1) Make sure fermentation is at the right temperature, and leave it in the primary for a week after you hit your final gravity. Let it condition for a while, too; don't rush to drink.

2) Consider late extract addition (add 1/3 of the extract at the start of the 30 minutes and the rest 5 minutes from flameout). This will boost hop utilization, so you might have to tone back on hops amounts slightly.
3) Don't do tiny partial boils (full boil is best but bigger partials are better than small ones). If you can boil 4 gallons instead of 2, that'll help. Obviously that affects hops utilization dramatically, so you'll need to adjust recipes for it.
4) If you're using specialty grains, make sure they don't get too hot (over 170F or so is bad). Read Palmer's How to Brew for advice on steeping.

(1) is by far the most important.

Also, make sure you're using fresh malt extract. Most people report less "twang" with dried malt extract than liquid, unless the liquid is very fresh.
 
I've never had any advice to let the primary sit for an extra week, but its worth a try, my usual practice is to check FG after 8 days or so, then the following day to make sure its done then rack to secondary... but i'll take that into consideration...
 
Do you ferment in glass or plastic containers? What size are they? Do you use tap water or bottled spring water? If you use tap, do you boil it first? What type of yeast are you using? What temperature are you fermenting at, and how to you ensure your beer stays at that temperature? How long is your beer bottled before you drink it?

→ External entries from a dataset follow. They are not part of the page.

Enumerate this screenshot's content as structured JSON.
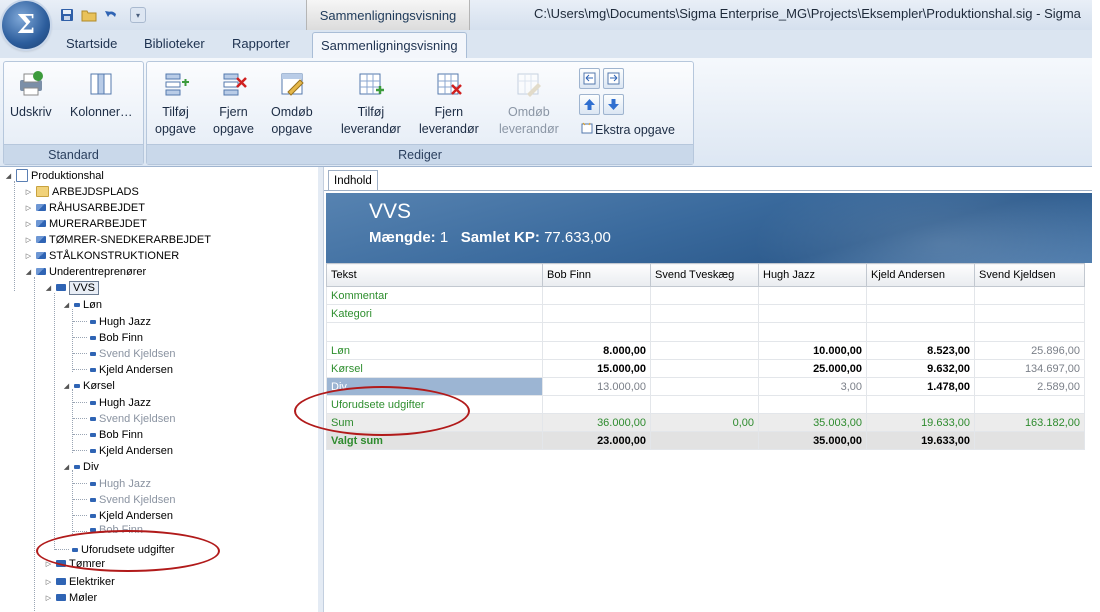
{
  "window": {
    "title_path": "C:\\Users\\mg\\Documents\\Sigma Enterprise_MG\\Projects\\Eksempler\\Produktionshal.sig - Sigma",
    "context_tab_header": "Sammenligningsvisning"
  },
  "ribbon_tabs": [
    "Startside",
    "Biblioteker",
    "Rapporter",
    "Sammenligningsvisning"
  ],
  "ribbon": {
    "groups": {
      "standard": "Standard",
      "rediger": "Rediger"
    },
    "buttons": {
      "udskriv": "Udskriv",
      "kolonner": "Kolonner…",
      "tilfoj_opgave_1": "Tilføj",
      "tilfoj_opgave_2": "opgave",
      "fjern_opgave_1": "Fjern",
      "fjern_opgave_2": "opgave",
      "omdob_opgave_1": "Omdøb",
      "omdob_opgave_2": "opgave",
      "tilfoj_lev_1": "Tilføj",
      "tilfoj_lev_2": "leverandør",
      "fjern_lev_1": "Fjern",
      "fjern_lev_2": "leverandør",
      "omdob_lev_1": "Omdøb",
      "omdob_lev_2": "leverandør",
      "ekstra_opgave": "Ekstra opgave"
    }
  },
  "tree": {
    "root": "Produktionshal",
    "nodes": {
      "arbejdsplads": "ARBEJDSPLADS",
      "raahus": "RÅHUSARBEJDET",
      "murer": "MURERARBEJDET",
      "tomrer_snedker": "TØMRER-SNEDKERARBEJDET",
      "staal": "STÅLKONSTRUKTIONER",
      "underentreprenorer": "Underentreprenører",
      "vvs": "VVS",
      "lon": "Løn",
      "korsel": "Kørsel",
      "div": "Div",
      "uforudsete": "Uforudsete udgifter",
      "tomrer": "Tømrer",
      "elektriker": "Elektriker",
      "moler": "Møler"
    },
    "people": {
      "hugh": "Hugh Jazz",
      "bob": "Bob Finn",
      "svend": "Svend Kjeldsen",
      "kjeld": "Kjeld Andersen"
    }
  },
  "content": {
    "tab": "Indhold",
    "banner": {
      "title": "VVS",
      "maengde_label": "Mængde:",
      "maengde_value": "1",
      "samlet_label": "Samlet KP:",
      "samlet_value": "77.633,00"
    },
    "table": {
      "headers": [
        "Tekst",
        "Bob Finn",
        "Svend Tveskæg",
        "Hugh Jazz",
        "Kjeld Andersen",
        "Svend Kjeldsen"
      ],
      "rows": {
        "kommentar": "Kommentar",
        "kategori": "Kategori",
        "lon": {
          "label": "Løn",
          "bob": "8.000,00",
          "hugh": "10.000,00",
          "kjeld": "8.523,00",
          "svendk": "25.896,00"
        },
        "korsel": {
          "label": "Kørsel",
          "bob": "15.000,00",
          "hugh": "25.000,00",
          "kjeld": "9.632,00",
          "svendk": "134.697,00"
        },
        "div": {
          "label": "Div",
          "bob": "13.000,00",
          "hugh": "3,00",
          "kjeld": "1.478,00",
          "svendk": "2.589,00"
        },
        "uforudsete": {
          "label": "Uforudsete udgifter"
        },
        "sum": {
          "label": "Sum",
          "bob": "36.000,00",
          "svendt": "0,00",
          "hugh": "35.003,00",
          "kjeld": "19.633,00",
          "svendk": "163.182,00"
        },
        "valgt": {
          "label": "Valgt sum",
          "bob": "23.000,00",
          "hugh": "35.000,00",
          "kjeld": "19.633,00"
        }
      }
    }
  }
}
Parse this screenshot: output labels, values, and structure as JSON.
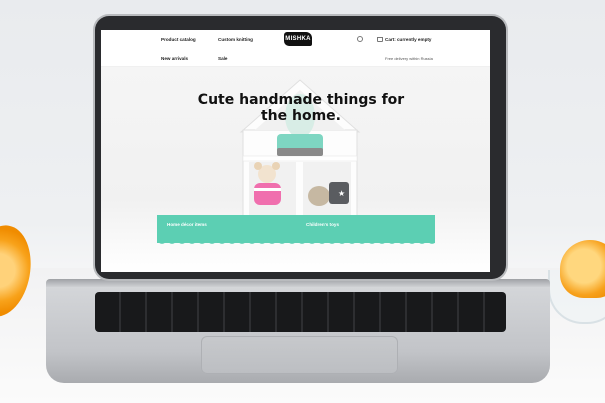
{
  "nav": {
    "product_catalog": "Product catalog",
    "custom_knitting": "Custom knitting",
    "logo": "MISHKA",
    "cart": "Cart: currently empty",
    "new_arrivals": "New arrivals",
    "sale": "Sale",
    "delivery": "Free delivery within Russia"
  },
  "hero": {
    "headline": "Cute handmade things for the home."
  },
  "categories": {
    "home_decor": "Home décor items",
    "childrens_toys": "Children's toys"
  },
  "colors": {
    "accent": "#5ccfb3",
    "cactus_pot": "#7ed6c2",
    "bear_shirt": "#f06fae"
  },
  "icons": [
    "search-icon",
    "cart-icon",
    "logo"
  ]
}
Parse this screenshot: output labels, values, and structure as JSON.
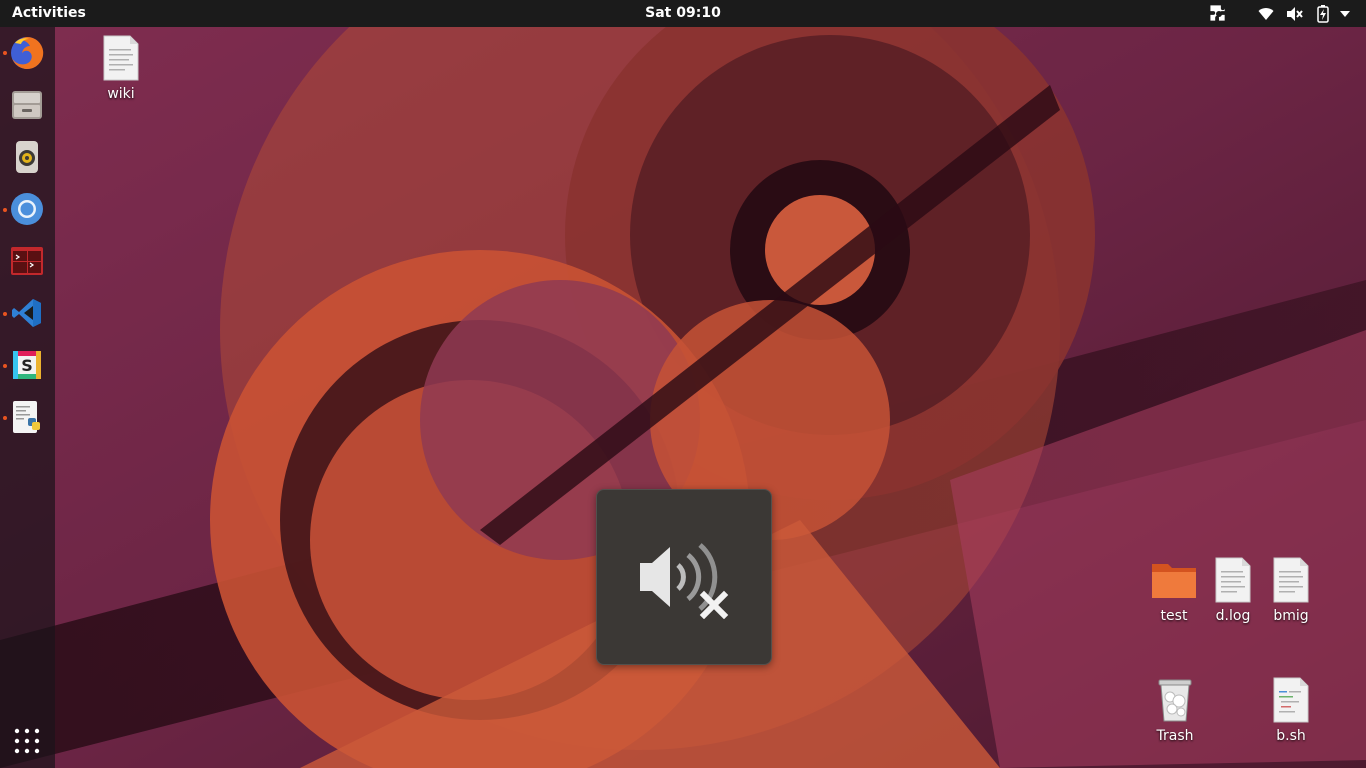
{
  "topbar": {
    "activities_label": "Activities",
    "clock": "Sat 09:10",
    "tray_icons": [
      "puzzle-icon",
      "wifi-icon",
      "volume-muted-icon",
      "battery-charging-icon",
      "system-menu-arrow-icon"
    ]
  },
  "dock": {
    "items": [
      {
        "name": "firefox",
        "running": true
      },
      {
        "name": "files",
        "running": false
      },
      {
        "name": "rhythmbox",
        "running": false
      },
      {
        "name": "chromium",
        "running": true
      },
      {
        "name": "terminal",
        "running": false
      },
      {
        "name": "vscode",
        "running": true
      },
      {
        "name": "slack",
        "running": true
      },
      {
        "name": "python-editor",
        "running": true
      }
    ],
    "show_apps_icon": "grid-icon"
  },
  "desktop": {
    "icons": [
      {
        "label": "wiki",
        "type": "text-file"
      },
      {
        "label": "test",
        "type": "folder"
      },
      {
        "label": "d.log",
        "type": "text-file"
      },
      {
        "label": "bmig",
        "type": "text-file"
      },
      {
        "label": "Trash",
        "type": "trash"
      },
      {
        "label": "b.sh",
        "type": "script-file"
      }
    ]
  },
  "osd": {
    "icon": "volume-muted-icon",
    "state": "muted"
  },
  "colors": {
    "topbar": "#1b1b1b",
    "accent": "#e95420",
    "osd_bg": "#3b3835",
    "wallpaper_base": "#6a2440"
  }
}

Really, we need to know a lot more about your process if we're going to help troubleshoot.
 
I ferment in Glass carboys, i have the regular 6.5 primary and 5 secondary, i always use bottles water, no specific brand, i think i used cyrstal gyser twice, i've always used white labs liquid yeast. as far as my fermenting temp i used to have a modified fridge when i was in Hawaii, so the temp always stayed right-on what it was supposed to be. Since being here in SD i did one batch without the fridge and it stayed at the prescribed temp, And i leave it in the bottle about 2-3 weeks before i start sampling!
 
All of what they said. Cool your wort as quickly as you can. What kind of chiller do you use? Never leave the lid on during boil.

Maybe you got a piece of equipment that is still not sanitary. I've heard of people having to replace their plastic bits like hose and what not. Doesn't sound like that, but something to think about.

Best bets are fermentation temps and late extract addition using DME instead of LME. See how that goes.

Also, depending on style of beer, 2-3 weeks might not be enough to fully condition your beer.